Why climate zones near the equator are more humid than climate zones closer to the poles?
My hypothesis:
because climate near the equator is a combination of cold and hot air and seasons occur.Weather is in constant change and moisture needs to be released.
Am I right?
If not please feel free to share your knowledge!!!
Thanks ![]()
It’s because the equatorial region is in an area known as the intertropical convergence zone. The two key things you need to know is
1.that the equatorial region receives the most solar radiation on the planet and therefore there is more energy in the form of heat in this region to do work, and
2.warm air is able to hold more water vapour than is cold air.
As the air warms it becomes buoyant and begins to rise, just like a hot air balloon rises when the air inside the balloons envelope is heated. As the air rises it begins to cool and the water vapour will begin to condense, form droplets and it begin to rain. In the equatorial regions the air rises in such force and quantity that it becomes the primary driving force in the earth’s atmospheric circulation.
The circulation doesn’t stop there of course because as the air rises and dries more air is rising behind it and the atmosphere forced north and south and will begin to descend back to earth. As the air descends it warms until it reaches the surface as hot dry air. Where this hot dry air descends around the planet in both northern and southern hemispheres is regions that are known as the Subtropical Highs and is responsible for the deserts that encircle the earth such as the Sahara, Gobi and Mojave. A simplified model of the planetary atmospheric circulation shows there are three cells, the Hadley Cell, the Farrel Cell and the Polar Cell. Each cell has its rising and descending air but are not a strong in influencing the climate as is the Hadley Cell.
The polar region is dry because that is the region where the atmosphere descends in the Polar Cell. Region between the Farrel and the Polar Cell where the air ascends gives the planet the boreal forests in the Northern Hemisphere.

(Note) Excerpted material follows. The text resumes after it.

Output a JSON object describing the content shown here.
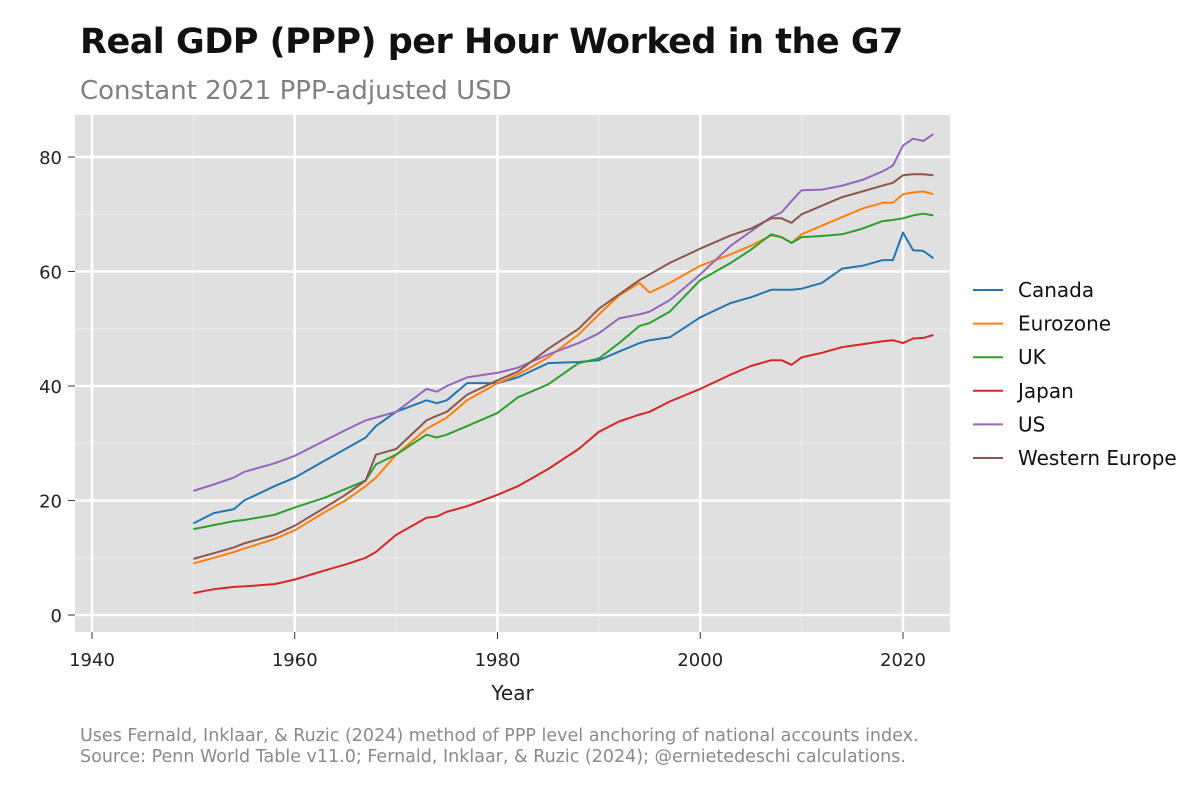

This is the simplified model of atmospheric circulation http://www.fas.org/irp/imint/docs/rst/Sect14/atmospheric_circulation.jpg
Basic science. At the temperatures at the poles any moisture in the air condenses. At the equator warmer temperatures keep moisture flowing into the air.
The basic circulation of the air is that it rises at the equator. As it rises, mostly in thunderstorms, the water is removed. When it sinks, it has much less moisture over desert regions or the poles.
Warm air can hold more moisture than the same volume of cold air.
yes you right , i try to explain more . sun rays touch the equator Vertical always. if the location of sun at tropic of cancer or tropic of Capricorn but on equator always same . so it called wet belt like 10north and 10 degree south . on equator mostly water in form of ocean so regularly evaporation , result of too evaporation daily rain
Very basic when water gets hot it releases co2, gets lighter and is absorbed by the atmosphere as humidity. When air cools it condenses and absorbs co2 to make it heavier so it can fall and return to the seas from which it came.